Perşembe, Kasım 08, 2018

Tayland’da Fil Bakım Merkezi

*Hem kendimize anı kalsın hem de deneyimlerimiz diğer gezginlere katkı sağlasın diye @dunyabenimmemleket instagram hesabımızda bilgi ve fotoğraf paylaşıyoruz. Biz bu seyahate hazırlanırken, sosyal medyadan çok faydalandık; isteriz ki, ihtiyacı olana bizim de faydamız olsun.*
Chiang Mai’deki ikinci günümüzde Fil Rehabilitasyon/ Bakım Merkezi’ne gittik. Turistleri fille gezdirme çok yaygın Güney Asya’da. Bu tip merkezler de, bu filleri kurtarıp bakım veren ve yine böyle turistlerle maddi destek sağlayan kurumlar. Bir gün önceden turu ayarlamıştık kaldığımız hostel aracılığıyla. Kişi başı 1500Baht (50USD) ödedik; bu tip etkinlikler biraz pahalı maalesef. Bizimki yarım günlük turdu, öğlen 12:30’da bir küçük kamyonet hostelden bizi aldı, bizden sonra iki hostele daha uğradı ve toplam 5 kişi olduk. Muhteşem doğa manzaralarından geçerek 1.5 saat sonra Bamboo Elephant Family Care’e ulaştık. Burada 6 kişilik bir fil ailesi yaşıyordu. İlk defa bu kadar yakından ve serbestçe dolaşan fişler görmek çok heyecan vericiydi. Fillerin en iyi gördüğü renk kırmızı olduğundan, hepimize kırmızı üstler giydirildi. İlk önce padthai, meyve ve sudan oluşan öğle yemeği ikram edildi ve tam gün tura katılan grup beklendi. Onlar 8’de yola çıkmış ve öğlene kadar treking ve rafting yapmış. Grup tamamlanınca sıra fillerin karnını doyurmaya geldi. İki sele dolusu muzu onlara yedirmeden önce fillerin yaşamı hakkında genel bilgilendirme yapıldı ve ne dersek bakacağı, ne dersek ağzını açacağı vs öğretildi. Filleri muzla besledikten sonra bambu toplayıp biraz da bambu dalları ile besledik. Ve çok yedikleri için rahatsız oluyorlarmış, hazmı kolaylaştırıcı ilaç hazırladık doğal malzemelerle ve onları yedirdik. Sonra hep beraber tepeye esas yaşadıkları yere çıktık. O dev cüsseleriyle nasıl mahirdiler tırmanmakta, şaştık kaldık. Her ne kadar bir arada yaşasalar da, her birinin kendine özel bir alanı varmış. Mesela bebek olanın oyun parkı vardı ve ağaç dallarıyla yaptığı oyunları izlemeye doyamadık. Sonra hep beraber tekrar aşağı iniyorduk ki, büyükanne fil aniden durdu, meğer bebek yukarıda kalmış. Arkamızı dönmemizle koşarak inen bebek fili gördük ve yolu açmak için kendimizi hemen kenara attık. Aşağıda filler dereye girdi ve isteyenler beraber suya girip filleri yıkayıp fırçaladı. 

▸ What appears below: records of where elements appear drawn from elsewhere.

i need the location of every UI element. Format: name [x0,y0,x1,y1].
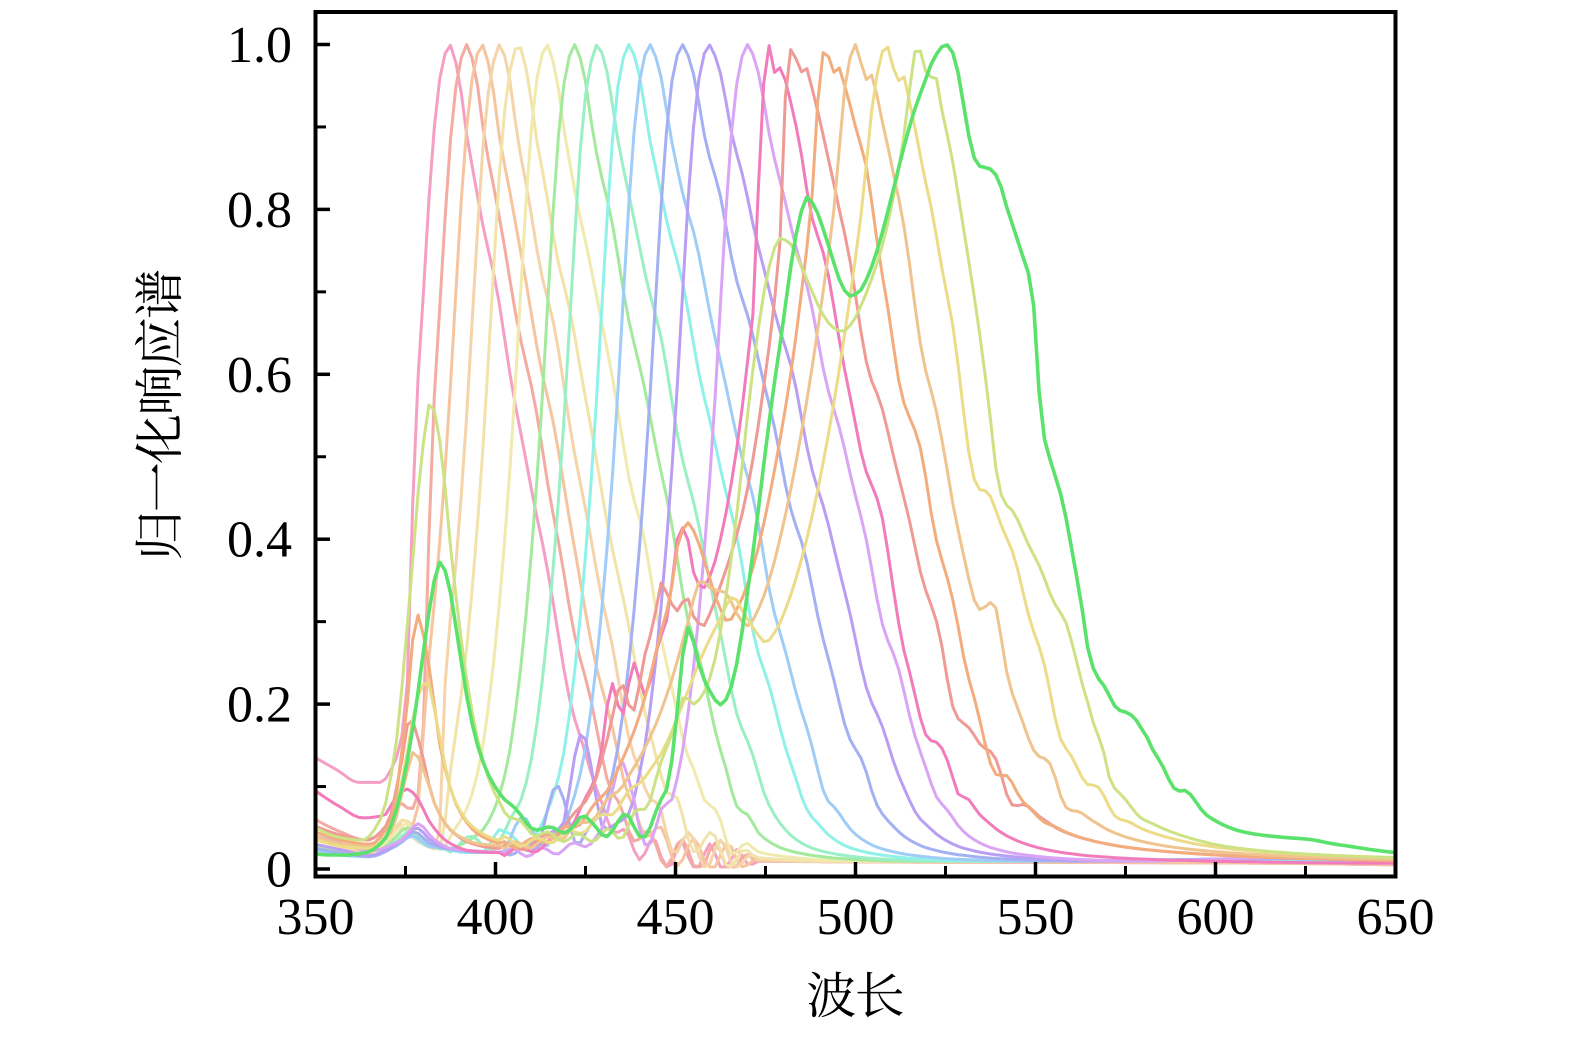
svg-text:600: 600 [1177,889,1255,946]
svg-text:450: 450 [637,889,715,946]
svg-text:0.8: 0.8 [227,182,292,239]
svg-text:0.6: 0.6 [227,347,292,404]
svg-text:650: 650 [1357,889,1435,946]
svg-text:0.2: 0.2 [227,677,292,734]
svg-text:350: 350 [277,889,355,946]
svg-text:550: 550 [997,889,1075,946]
svg-text:500: 500 [817,889,895,946]
svg-text:1.0: 1.0 [227,17,292,74]
svg-text:0.4: 0.4 [227,512,292,569]
svg-text:0: 0 [266,842,292,899]
svg-text:400: 400 [457,889,535,946]
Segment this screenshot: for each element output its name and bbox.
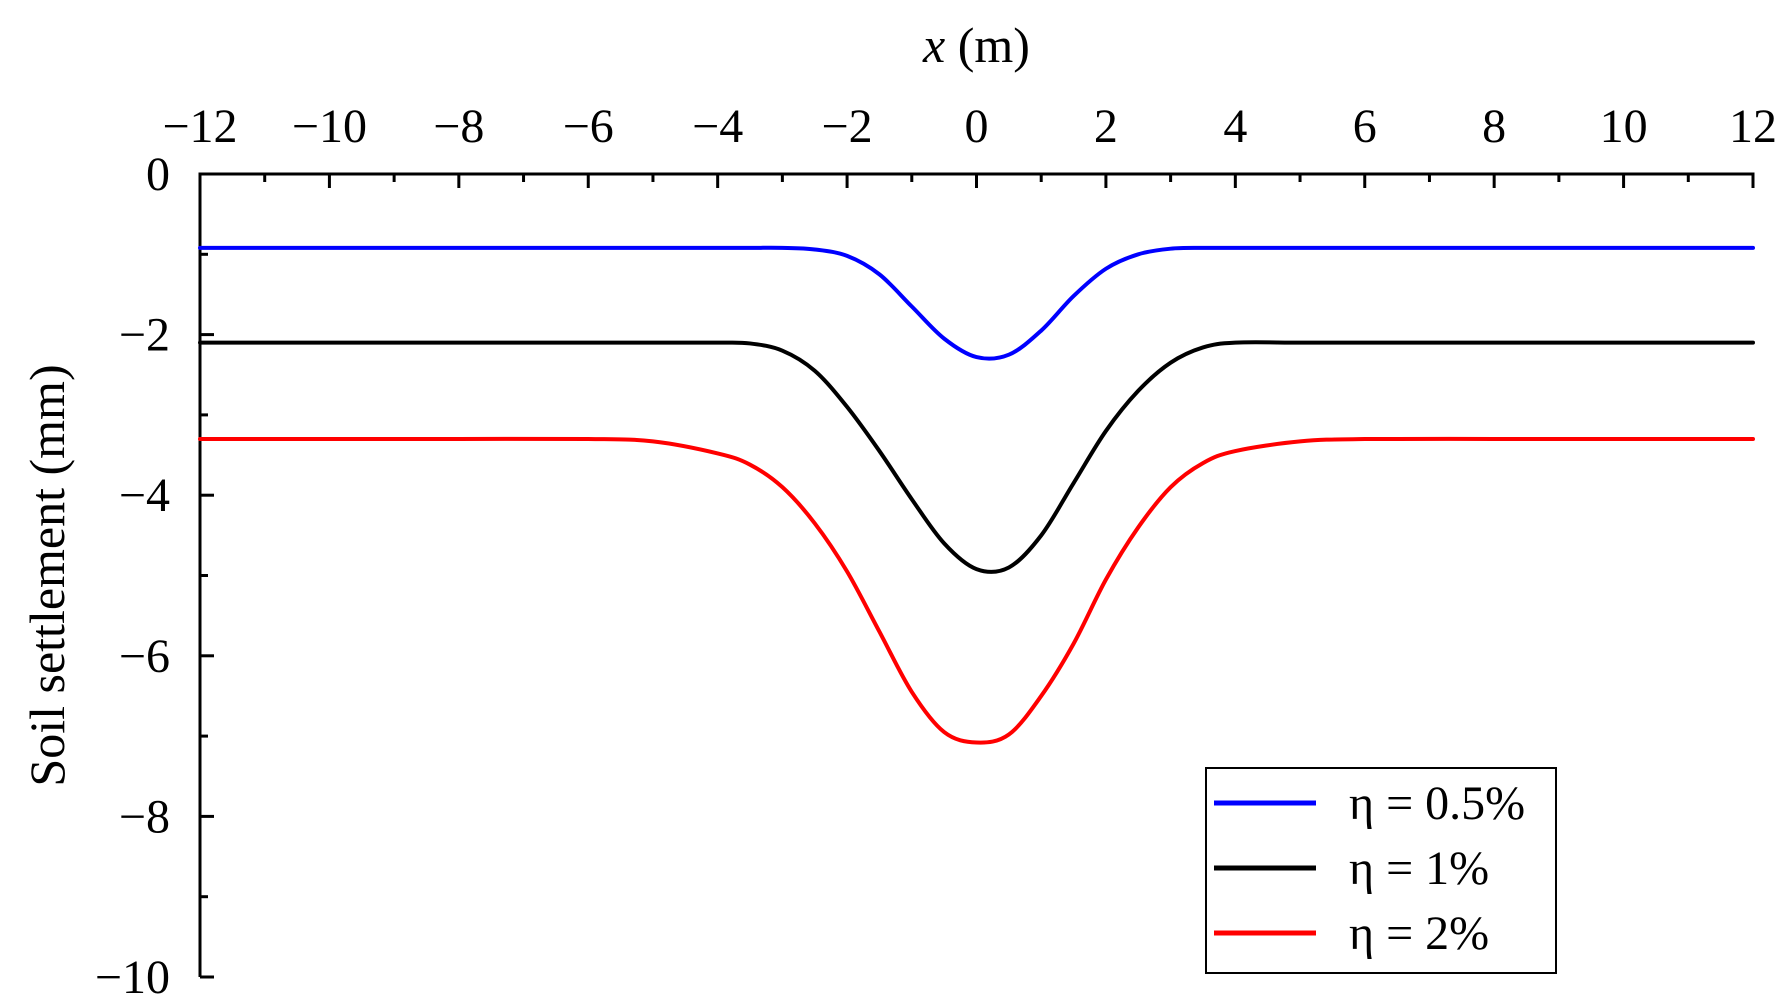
axes-group [198, 172, 1755, 979]
x-tick-label: 0 [965, 100, 989, 153]
series-line-1 [198, 340, 1755, 574]
y-axis-title: Soil settlement (mm) [19, 364, 75, 786]
x-axis-title-unit: (m) [945, 17, 1030, 73]
x-tick-label: −8 [433, 100, 484, 153]
x-tick-label: −2 [822, 100, 873, 153]
y-tick-label: −8 [119, 790, 170, 843]
y-tick-label: 0 [146, 148, 170, 201]
x-axis-title: x (m) [922, 17, 1030, 73]
x-tick-label: 8 [1482, 100, 1506, 153]
x-tick-label: 10 [1600, 100, 1648, 153]
y-tick-label: −10 [95, 951, 170, 1002]
x-tick-label: 12 [1729, 100, 1777, 153]
series-line-0 [198, 245, 1755, 361]
x-axis-title-variable: x [922, 17, 945, 73]
series-group [198, 245, 1755, 745]
x-tick-label: −6 [563, 100, 614, 153]
legend: η = 0.5% η = 1% η = 2% [1205, 767, 1557, 974]
x-tick-label: 6 [1353, 100, 1377, 153]
x-tick-label: 2 [1094, 100, 1118, 153]
y-tick-labels: 0 −2 −4 −6 −8 −10 [95, 148, 170, 1002]
y-tick-label: −4 [119, 469, 170, 522]
legend-label-1: η = 1% [1349, 842, 1489, 895]
x-tick-label: −12 [162, 100, 237, 153]
legend-label-0: η = 0.5% [1349, 777, 1525, 830]
legend-label-2: η = 2% [1349, 907, 1489, 960]
y-tick-label: −2 [119, 309, 170, 362]
y-tick-label: −6 [119, 630, 170, 683]
x-tick-labels: −12 −10 −8 −6 −4 −2 0 2 4 6 8 10 12 [162, 100, 1777, 153]
series-line-2 [198, 436, 1755, 745]
x-tick-label: 4 [1223, 100, 1247, 153]
x-tick-label: −10 [292, 100, 367, 153]
x-tick-label: −4 [692, 100, 743, 153]
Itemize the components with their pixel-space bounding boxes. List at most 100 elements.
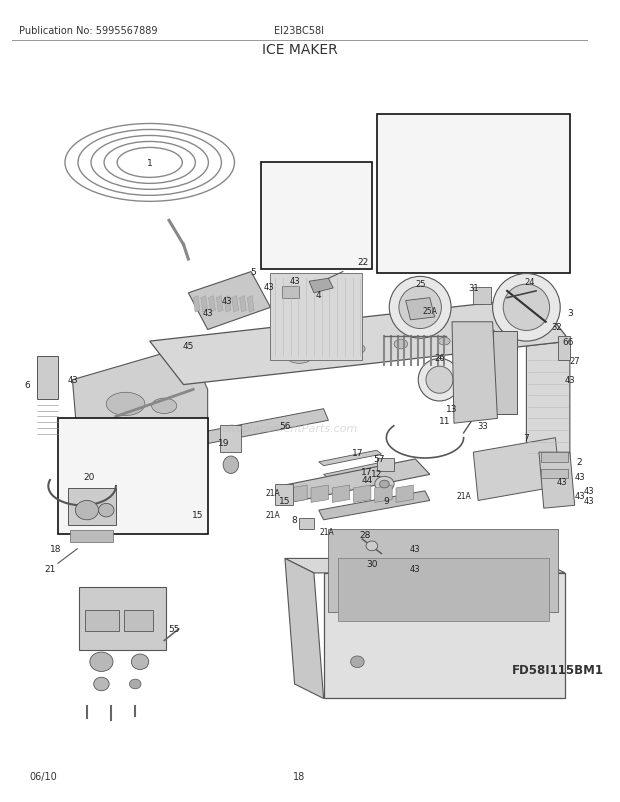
Ellipse shape (99, 504, 114, 517)
Ellipse shape (493, 274, 560, 342)
Text: 43: 43 (565, 376, 575, 385)
Polygon shape (473, 438, 560, 500)
Text: 25: 25 (415, 279, 425, 288)
Text: 3: 3 (567, 308, 573, 318)
Text: 27: 27 (569, 356, 580, 366)
Ellipse shape (394, 340, 407, 350)
Bar (69, 531, 113, 542)
Text: 43: 43 (222, 297, 232, 306)
Ellipse shape (286, 348, 313, 364)
Ellipse shape (418, 359, 461, 402)
Text: 26: 26 (434, 354, 445, 363)
Text: 21A: 21A (265, 511, 280, 520)
Text: 9: 9 (384, 496, 389, 505)
Text: 30: 30 (366, 559, 378, 568)
Text: 57: 57 (373, 455, 384, 464)
Text: 43: 43 (574, 472, 585, 481)
Bar (338, 559, 549, 622)
Polygon shape (452, 322, 497, 423)
Text: 12: 12 (371, 469, 383, 478)
Polygon shape (290, 485, 307, 503)
Text: 24: 24 (524, 277, 534, 286)
Ellipse shape (510, 328, 515, 332)
Polygon shape (224, 296, 231, 313)
Ellipse shape (76, 500, 99, 520)
Text: eReplacementParts.com: eReplacementParts.com (221, 423, 358, 434)
Bar (275, 276, 306, 305)
Text: 5: 5 (250, 268, 256, 277)
Text: FD58I115BM1: FD58I115BM1 (512, 663, 604, 676)
Bar (541, 452, 568, 462)
Polygon shape (324, 464, 383, 479)
Polygon shape (201, 296, 208, 313)
Bar (329, 530, 558, 612)
Text: 31: 31 (468, 284, 479, 293)
Text: 32: 32 (551, 322, 562, 332)
Polygon shape (209, 296, 215, 313)
Polygon shape (374, 485, 392, 503)
Ellipse shape (223, 456, 239, 474)
Polygon shape (270, 274, 362, 361)
Polygon shape (311, 485, 329, 503)
Text: 43: 43 (67, 376, 78, 385)
Polygon shape (188, 272, 270, 330)
Ellipse shape (490, 330, 495, 334)
Text: 25A: 25A (422, 306, 437, 315)
Text: 17: 17 (352, 448, 363, 457)
Ellipse shape (389, 277, 451, 338)
Bar (123, 610, 153, 631)
Polygon shape (285, 559, 565, 573)
Text: 43: 43 (574, 492, 585, 500)
Polygon shape (232, 296, 239, 313)
Bar (299, 518, 314, 530)
Text: 43: 43 (410, 545, 420, 553)
Bar (37, 356, 58, 399)
Ellipse shape (374, 476, 394, 492)
Ellipse shape (152, 399, 177, 414)
Polygon shape (285, 559, 324, 699)
Polygon shape (526, 342, 570, 457)
Text: 7: 7 (523, 434, 529, 443)
Text: 2: 2 (577, 458, 582, 467)
Text: 4: 4 (316, 291, 322, 300)
Text: 21A: 21A (456, 492, 471, 500)
Text: 55: 55 (168, 625, 180, 634)
Text: 20: 20 (83, 472, 94, 481)
Polygon shape (353, 485, 371, 503)
Ellipse shape (94, 678, 109, 691)
Bar (58, 419, 208, 535)
Polygon shape (193, 409, 329, 446)
Text: 43: 43 (584, 487, 595, 496)
Text: 1: 1 (147, 159, 153, 168)
Bar (377, 459, 394, 472)
Text: 17: 17 (361, 468, 373, 476)
Text: ICE MAKER: ICE MAKER (262, 43, 337, 57)
Polygon shape (149, 298, 570, 385)
Text: 21A: 21A (265, 488, 280, 497)
Ellipse shape (438, 338, 450, 346)
Bar (68, 488, 116, 525)
Bar (85, 610, 119, 631)
Polygon shape (247, 296, 254, 313)
Text: 44: 44 (361, 475, 373, 484)
Bar (282, 286, 299, 298)
Text: 15: 15 (279, 496, 291, 505)
Text: 43: 43 (202, 308, 213, 318)
Bar (377, 115, 570, 274)
Ellipse shape (471, 332, 476, 336)
Text: 13: 13 (446, 405, 458, 414)
Polygon shape (73, 346, 208, 438)
Polygon shape (193, 296, 200, 313)
Bar (541, 469, 568, 479)
Text: 56: 56 (279, 421, 291, 430)
Text: 18: 18 (50, 545, 62, 553)
Polygon shape (319, 451, 381, 466)
Polygon shape (493, 332, 516, 414)
Text: EI23BC58I: EI23BC58I (275, 26, 324, 36)
Text: 6: 6 (24, 381, 30, 390)
Bar (473, 288, 490, 305)
Text: 66: 66 (562, 337, 574, 346)
Text: 28: 28 (360, 530, 371, 539)
Polygon shape (405, 298, 435, 321)
Polygon shape (216, 296, 223, 313)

Son derece sakin hayvanlar olan bu sevimli devlerin yaşamına bu kadar yakından dahil olmak unutamayacağımız bir deneyim oldu.

Tayland- Chiang Mai

*Hem kendimize anı kalsın hem de deneyimlerimiz diğer gezginlere katkı sağlasın diye @dunyabenimmemleket instagram hesabımızda bilgi ve fotoğraf paylaşıyoruz. Biz bu seyahate hazırlanırken, sosyal medyadan çok faydalandık; isteriz ki, ihtiyacı olana bizim de faydamız olsun.*
Tayland’daki 6.günümüzün gecesini trende geçirdik. Metro ile çok rahat ulaşılan Hua Lamphong Tren Garı’ndan 22.00’de kalkması gerekirken yarım saat rötarla başladık yolculuğumuza. Burada trenler rötarlarıyla meşhurmuş. Bizim yerimiz ikinci sınıftı (klima değil vantilatör vardı), iki kişilik koltuklar genişti. Bileti bir gün önce aldığımız için yataklı vagonda yer bulamamıştık. Trende restoran vardı ve ayrıca her istasyonda yemek ve kahve satıcıları binip ihtiyaçları karşılıyordu. Tuvalet temizdi, ama vagonlarda gezen böcekler vardı maalesef... Sabahın ilk ışıklarıyla beraber, geçtiğimiz yerlerin güzelliğini anlamaya başladık. Muhteşem doğanın içinden geçiyor, çok güzel istasyonlarda duruyorduk.   Yolculuğun sabahtan 12.30’a kadar süren gündüz kısmı şahaneydi.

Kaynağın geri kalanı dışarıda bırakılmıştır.